2022’den itibaren başlayan “Jin, Jiyan, Azadi” protestoları, mollalar rejiminin meşruiyetini ciddi anlamda zedeledi. İsrail’le savaşın derinleşmesi ve Batı yaptırımlarının artması, iç isyanı körükleyebilir. Rejim değişikliği durumunda, boğazdaki kontrolün İran ordusundan alınıp uluslararası denetime verilmesi tartışmaya açılabilir.

Bu konuda, Vali Nasr (Ortadoğu Uzmanı, Johns Hopkins Üniversitesi): "İran'da rejim değişikliği, Hürmüz Boğazı üzerindeki denetimi kısa vadede kaotik hâle getirebilir; ancak uzun vadede Batı için daha istikrarlı bir enerji akışı sağlayabilir."

Thomas Friedman (New York Times): "İran rejimi boğazı bir silah gibi kullanıyor. Rejim değişirse, bölge ülkeleriyle daha rasyonel ticaret ilişkileri kurularak boğazın uluslararasılaşması mümkün olur."

Mehdi Khalaji (Washington Institute): "Rejimin devrilmesi durumunda Devrim Muhafızları parçalanabilir ve bu da boğazda güvenlik boşluğu doğurur. Bu boşluğu doldurmak için Batı'nın askerî müdahalesi gündeme gelebilir."

İran’ın istikrarsızlaşması, Çin ve Rusya'nın enerji güvenliğini de tehdit eder. ABD ve AB, boğazı açık tutmak için daha fazla askeri varlık gösterebilir. Türkiye gibi bölge ülkeleri bu süreçte hem enerji tedarikini hem ticaret yollarını yeniden yapılandırmak zorunda kalabilir.

Hürmüz Boğazı, sadece enerji geçidi değil, aynı zamanda Batı Asya’nın kontrol kapısıdır.

Eğer İran rejimi giderse, boğazın kontrolü çok taraflı deniz güvenliği protokolüyle NATO benzeri yapılar eliyle yürütülebilir. Çin’in Kuşak-Yol projesi için Hürmüz’deki istikrar hayati önem taşır. İran-İsrail savaşı, Hürmüz Boğazı’nı her zamankinden daha sıcak ve kırılgan bir merkez haline getirmiştir. Rejim değişikliği olasılığı, enerji ve deniz ticaret yollarının uluslararası denetim altına alınmasını gündeme getirebilir.

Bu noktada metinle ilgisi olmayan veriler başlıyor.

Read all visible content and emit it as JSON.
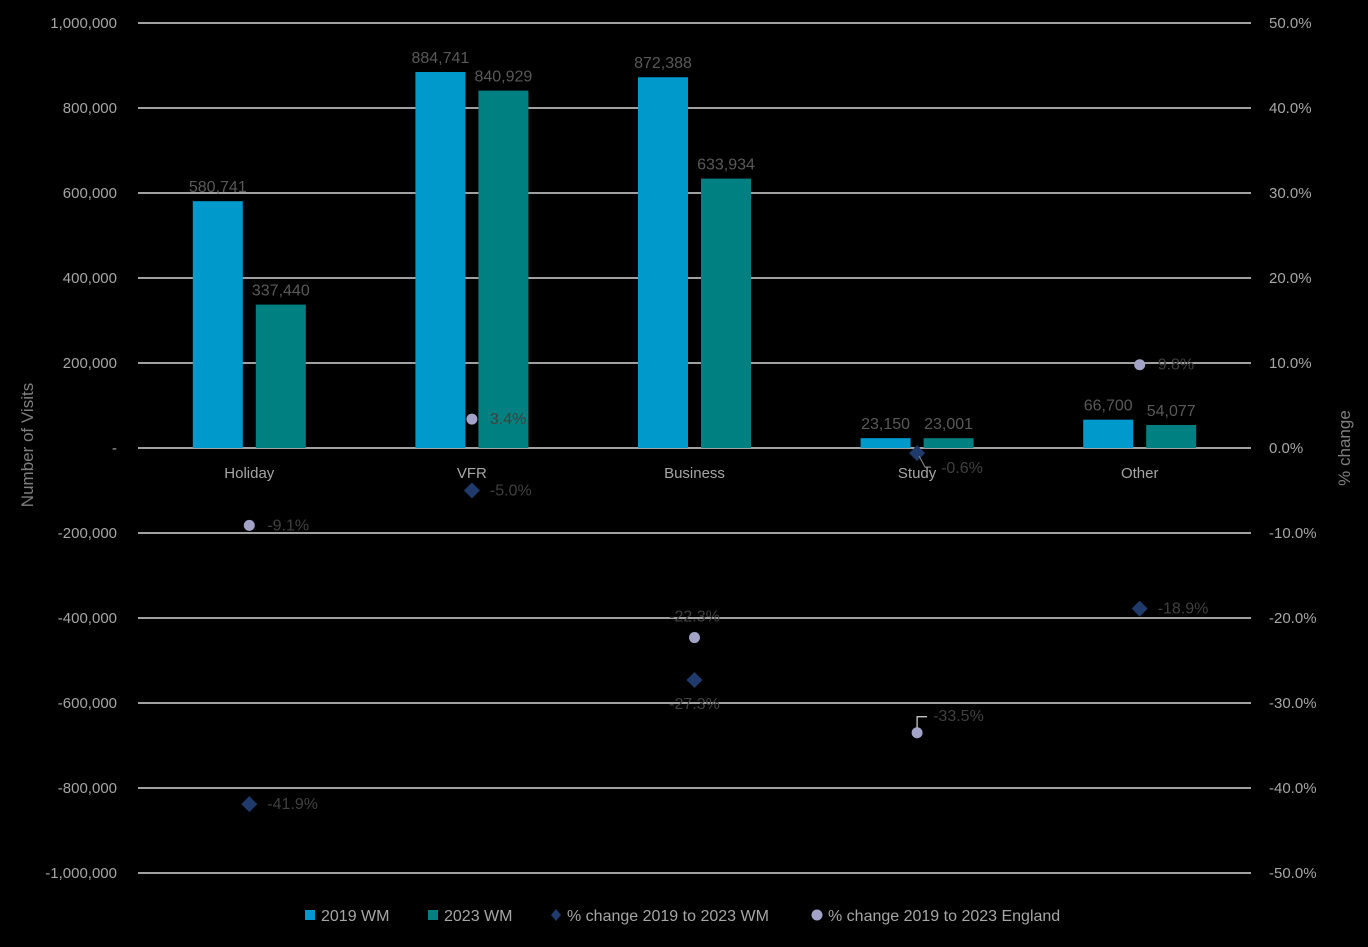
{
  "chart_data": {
    "type": "bar",
    "categories": [
      "Holiday",
      "VFR",
      "Business",
      "Study",
      "Other"
    ],
    "series": [
      {
        "name": "2019 WM",
        "kind": "bar",
        "axis": "left",
        "color": "#0099cc",
        "values": [
          580741,
          884741,
          872388,
          23150,
          66700
        ],
        "labels": [
          "580,741",
          "884,741",
          "872,388",
          "23,150",
          "66,700"
        ]
      },
      {
        "name": "2023 WM",
        "kind": "bar",
        "axis": "left",
        "color": "#008080",
        "values": [
          337440,
          840929,
          633934,
          23001,
          54077
        ],
        "labels": [
          "337,440",
          "840,929",
          "633,934",
          "23,001",
          "54,077"
        ]
      },
      {
        "name": "% change 2019 to 2023 WM",
        "kind": "diamond",
        "axis": "right",
        "color": "#1f3a6b",
        "values": [
          -41.9,
          -5.0,
          -27.3,
          -0.6,
          -18.9
        ],
        "labels": [
          "-41.9%",
          "-5.0%",
          "-27.3%",
          "-0.6%",
          "-18.9%"
        ]
      },
      {
        "name": "% change 2019 to 2023 England",
        "kind": "circle",
        "axis": "right",
        "color": "#a3a3c8",
        "values": [
          -9.1,
          3.4,
          -22.3,
          -33.5,
          9.8
        ],
        "labels": [
          "-9.1%",
          "3.4%",
          "-22.3%",
          "-33.5%",
          "9.8%"
        ]
      }
    ],
    "left_axis": {
      "title": "Number of Visits",
      "range": [
        -1000000,
        1000000
      ],
      "ticks": [
        1000000,
        800000,
        600000,
        400000,
        200000,
        0,
        -200000,
        -400000,
        -600000,
        -800000,
        -1000000
      ],
      "tick_labels": [
        "1,000,000",
        "800,000",
        "600,000",
        "400,000",
        "200,000",
        "-",
        "-200,000",
        "-400,000",
        "-600,000",
        "-800,000",
        "-1,000,000"
      ]
    },
    "right_axis": {
      "title": "% change",
      "range": [
        -50,
        50
      ],
      "tick_labels": [
        "50.0%",
        "40.0%",
        "30.0%",
        "20.0%",
        "10.0%",
        "0.0%",
        "-10.0%",
        "-20.0%",
        "-30.0%",
        "-40.0%",
        "-50.0%"
      ]
    },
    "grid": true,
    "legend_position": "bottom"
  },
  "colors": {
    "background": "#000000",
    "gridline": "#ffffff",
    "tick_text": "#a6a6a6",
    "bar_label_text": "#595959",
    "point_label_text": "#404040"
  }
}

Boğazın güvenliği, artık sadece Körfez ülkelerinin değil, dünya düzeninin stratejik önceliğidir.

Tüm bu gelişmeler doğrultusunda Türkiye’nin kriz karşısındaki pozisyonu ne olmalıdır?

Türkiye, İran ile doğrudan kara sınırına sahip tek NATO ülkesidir ve aynı zamanda İsrail ile ekonomik ve teknolojik iş birlikleri olan bir ülkedir. Bu nedenle Türkiye, hem Doğu-Batı blokları arasında hem de İran-Arap dünyası arasında bir denge noktasıdır.

Tarafsızlık politikasıyla arabuluculuk fırsatlarını elinde tutmak zorundadır. Ne İran’ı karşısına alarak doğrudan cepheye girmesi, ne de İsrail’le köprüleri tamamen atması olumsuz sonuçlar doğurur.

Bölgedeki kaosu kendi lehine çevirebilmek için çok taraflı diplomasi yürütmeli. Türkiye, enerji ihtiyacının büyük bölümünü İran, Azerbaycan, Rusya gibi ülkelerden doğalgaz ve petrol ile karşılıyor. Hürmüz Boğazı'ndaki istikrarsızlık, Türkiye’nin enerji tedarikini dolaylı olarak tehdit eder.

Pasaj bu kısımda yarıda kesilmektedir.